Special Issue "Hyperspectral Remote Sensing from Spaceborne and Low Altitude Aerial/Drone-Based Platforms — Differences in Approaches, Data Processing Methods, and Applications"

A special issue of Remote Sensing (ISSN 2072-4292). This special issue belongs to the section "Remote Sensing in Geology, Geomorphology and Hydrology".

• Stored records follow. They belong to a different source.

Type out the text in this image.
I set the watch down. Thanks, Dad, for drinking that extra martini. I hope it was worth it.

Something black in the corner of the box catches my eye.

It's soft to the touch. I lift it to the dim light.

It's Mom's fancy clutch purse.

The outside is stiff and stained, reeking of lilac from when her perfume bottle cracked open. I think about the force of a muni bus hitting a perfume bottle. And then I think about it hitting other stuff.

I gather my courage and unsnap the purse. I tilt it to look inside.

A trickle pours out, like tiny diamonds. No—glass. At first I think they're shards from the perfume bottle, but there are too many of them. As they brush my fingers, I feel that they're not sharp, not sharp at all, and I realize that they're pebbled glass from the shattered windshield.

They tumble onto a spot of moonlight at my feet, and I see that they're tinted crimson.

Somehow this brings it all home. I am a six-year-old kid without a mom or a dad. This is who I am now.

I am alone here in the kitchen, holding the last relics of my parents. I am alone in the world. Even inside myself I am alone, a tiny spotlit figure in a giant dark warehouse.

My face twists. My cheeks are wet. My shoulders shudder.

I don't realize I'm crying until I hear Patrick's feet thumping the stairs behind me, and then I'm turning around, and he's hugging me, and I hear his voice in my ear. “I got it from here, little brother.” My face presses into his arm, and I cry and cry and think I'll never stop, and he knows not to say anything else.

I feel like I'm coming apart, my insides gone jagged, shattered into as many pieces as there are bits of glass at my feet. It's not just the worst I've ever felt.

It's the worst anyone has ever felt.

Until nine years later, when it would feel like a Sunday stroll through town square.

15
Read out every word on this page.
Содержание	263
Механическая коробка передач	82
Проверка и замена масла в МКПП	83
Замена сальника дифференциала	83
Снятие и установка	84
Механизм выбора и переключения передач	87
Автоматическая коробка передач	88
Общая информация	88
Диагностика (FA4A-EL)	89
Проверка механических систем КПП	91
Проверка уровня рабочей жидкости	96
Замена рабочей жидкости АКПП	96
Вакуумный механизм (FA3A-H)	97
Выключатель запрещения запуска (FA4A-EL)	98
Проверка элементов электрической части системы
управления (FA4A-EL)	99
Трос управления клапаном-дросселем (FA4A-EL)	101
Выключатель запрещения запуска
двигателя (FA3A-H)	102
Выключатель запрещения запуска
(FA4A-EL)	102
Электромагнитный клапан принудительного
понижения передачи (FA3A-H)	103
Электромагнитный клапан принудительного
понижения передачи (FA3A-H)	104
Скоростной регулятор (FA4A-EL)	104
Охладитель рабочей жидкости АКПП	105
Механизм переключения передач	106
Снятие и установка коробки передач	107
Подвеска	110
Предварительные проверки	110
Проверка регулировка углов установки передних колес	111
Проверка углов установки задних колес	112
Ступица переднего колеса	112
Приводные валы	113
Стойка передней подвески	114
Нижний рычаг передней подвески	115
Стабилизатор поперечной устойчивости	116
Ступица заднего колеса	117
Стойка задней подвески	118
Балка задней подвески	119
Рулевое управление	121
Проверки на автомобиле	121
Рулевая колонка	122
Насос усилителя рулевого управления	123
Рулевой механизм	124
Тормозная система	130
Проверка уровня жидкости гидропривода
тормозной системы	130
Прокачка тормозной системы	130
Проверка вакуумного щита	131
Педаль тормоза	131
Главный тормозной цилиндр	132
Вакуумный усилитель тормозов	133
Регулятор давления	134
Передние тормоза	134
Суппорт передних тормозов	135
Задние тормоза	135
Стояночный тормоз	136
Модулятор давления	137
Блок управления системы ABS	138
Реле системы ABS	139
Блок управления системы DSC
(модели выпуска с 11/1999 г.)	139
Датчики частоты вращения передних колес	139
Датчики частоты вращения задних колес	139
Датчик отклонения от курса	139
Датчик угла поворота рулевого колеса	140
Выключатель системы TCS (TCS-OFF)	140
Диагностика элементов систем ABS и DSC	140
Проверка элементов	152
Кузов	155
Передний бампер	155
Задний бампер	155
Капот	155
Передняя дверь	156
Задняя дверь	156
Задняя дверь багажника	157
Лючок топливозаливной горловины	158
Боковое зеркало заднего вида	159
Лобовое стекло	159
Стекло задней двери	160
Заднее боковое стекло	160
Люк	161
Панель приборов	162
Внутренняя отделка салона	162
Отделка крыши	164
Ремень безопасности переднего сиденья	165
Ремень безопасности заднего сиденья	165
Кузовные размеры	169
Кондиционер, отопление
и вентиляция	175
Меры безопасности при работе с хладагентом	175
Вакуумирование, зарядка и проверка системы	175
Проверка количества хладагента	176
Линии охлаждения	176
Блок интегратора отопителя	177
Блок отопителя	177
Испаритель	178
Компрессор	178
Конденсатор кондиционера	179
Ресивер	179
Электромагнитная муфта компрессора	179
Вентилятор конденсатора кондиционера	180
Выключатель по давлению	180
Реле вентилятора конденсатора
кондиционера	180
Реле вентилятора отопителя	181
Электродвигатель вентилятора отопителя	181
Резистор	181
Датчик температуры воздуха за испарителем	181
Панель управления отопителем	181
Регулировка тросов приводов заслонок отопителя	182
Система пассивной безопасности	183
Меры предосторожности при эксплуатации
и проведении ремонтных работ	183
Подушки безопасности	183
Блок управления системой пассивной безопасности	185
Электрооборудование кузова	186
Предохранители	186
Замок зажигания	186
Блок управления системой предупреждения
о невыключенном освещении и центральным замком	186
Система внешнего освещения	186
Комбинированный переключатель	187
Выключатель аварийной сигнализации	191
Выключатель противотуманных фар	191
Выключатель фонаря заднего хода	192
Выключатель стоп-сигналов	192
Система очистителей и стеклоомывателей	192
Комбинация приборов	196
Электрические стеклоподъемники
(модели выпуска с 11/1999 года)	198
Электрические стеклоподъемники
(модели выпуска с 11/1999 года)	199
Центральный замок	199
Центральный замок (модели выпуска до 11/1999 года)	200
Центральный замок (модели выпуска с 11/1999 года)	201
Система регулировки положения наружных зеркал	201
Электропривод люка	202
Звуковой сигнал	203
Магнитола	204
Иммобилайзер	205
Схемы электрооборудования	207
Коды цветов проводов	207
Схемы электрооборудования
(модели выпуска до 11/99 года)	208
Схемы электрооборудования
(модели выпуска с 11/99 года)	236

Deadline for manuscript submissions: 31 January 2021.

Special Issue Editors

Dr. Amin Beiranvand Pour
Website
Guest Editor
Korea Polar Research Institute (KOPRI), 26 Songdomirae-ro, Yeonsu-gu, Incheon 21990, Korea
Interests: remote sensing; environment; satellite image processing; geological mapping; minerals; exploration geology; mining; exploration geophysics
Special Issues and Collections in MDPI journals
Dr. Arindam Guha
Website
Guest Editor
Mineral Exploration and Geoenvironment Division (Geosciences Group), National Remote Sensing Centre, Indian Space Research Organisation, Balanagar; Hyderabad:500010, Telengana, India
Interests: airborne hyperspectral; spaceborne hyperspectral satellite; hyperspectral data processing; geoenvironmental; mineral prospectivity; target detection
Prof. Laura Crispini
Website
Guest Editor
DISTAV– University of Genova – Corso Europa 26, 16132 Genova, Italy
Interests: structural geology; tectonics; remote sensing; geological mapping; exploration geology; minerals
Special Issues and Collections in MDPI journals
Dr. Snehamoy Chatterjee

Guest Editor
Assistant Professor of Mining and Geological Engineering, Department of Geological and Mining Engineering and Sciences, Michigan Technological University, 1400 Townsend Drive, 601 Dow Building, Houghton, MI 49931, USA
Interests: hyperspectral; multi-point and multi-scale geostatistics; mathematical and artificial intelligence modeling; AVIRIS-NG data processing; digital image analysis; mineral exploration

Special Issue Information

Dear Colleagues,

In the last two decades, several important space-borne hyperspectral sensors have been launched by different space agencies. However, since the time of Hyperion (in 1999) to the latest launch of the Hyperspectral Imager Suite (HISUI) (in December 2019), no hyperspectral sensors have had global coverage. Despite this, these sensors have made significant use of hyperspectral data and also led to innovative approaches to data processing (from noise removal to spectral mapping). Previous studies have highlighted the limitations of these space-borne sensors in identifying a pure target and also in identifying spectral targets with subdued spectral signatures as these hyperspectral sensors had coarse spatial resolution (in general 20 meters to 30 meters) and poor signal to noise ratio (e.g., Hyperion has poor SNR in the shortwave electromagnetic domain). However, these spaceborne sensors have had encouraging results in environmental monitoring, for example, in improved forest cover classification, detection of phonological changes in forest, land use/land cover mapping, agriculture land cover characterization, crop stress estimation, mapping of rock types, minerals, etc. Due to the lack of global coverage of space-borne hyperspectral sensors; routine aircraft-based and drone-based hyperspectral surveys are carried out in different countries using different advanced hyperspectral sensors like advanced visible infrared spectrometer (AVIRIS) and its latest version AVIRIS-next generation (AVIRIS-NG); HyMap, DAIS, etc. These sensors, capable of collecting high spatial and spectral resolution data with optimum spectral fidelity, have led to new applications, such as soil geochemistry, water quality, forest species mapping, agricultural stress, and exploration scale mineral alteration mapping, etc. These applications have not been explored using hyperspectral data from spaceborne platforms. Machine or artificial intelligence can be used to understand and utilize the higher-order variation of field grade spectral data collected using these low-altitude airborne sensors to automate spectral feature-based target detection. It is now important to capitalize on the comparative the potential of spaceborne and airborne hyperspectral remote sensing datasets based on analyzing different applications that have been addressed by hyperspectral data from different platforms to identify the specificity of each of these two platforms.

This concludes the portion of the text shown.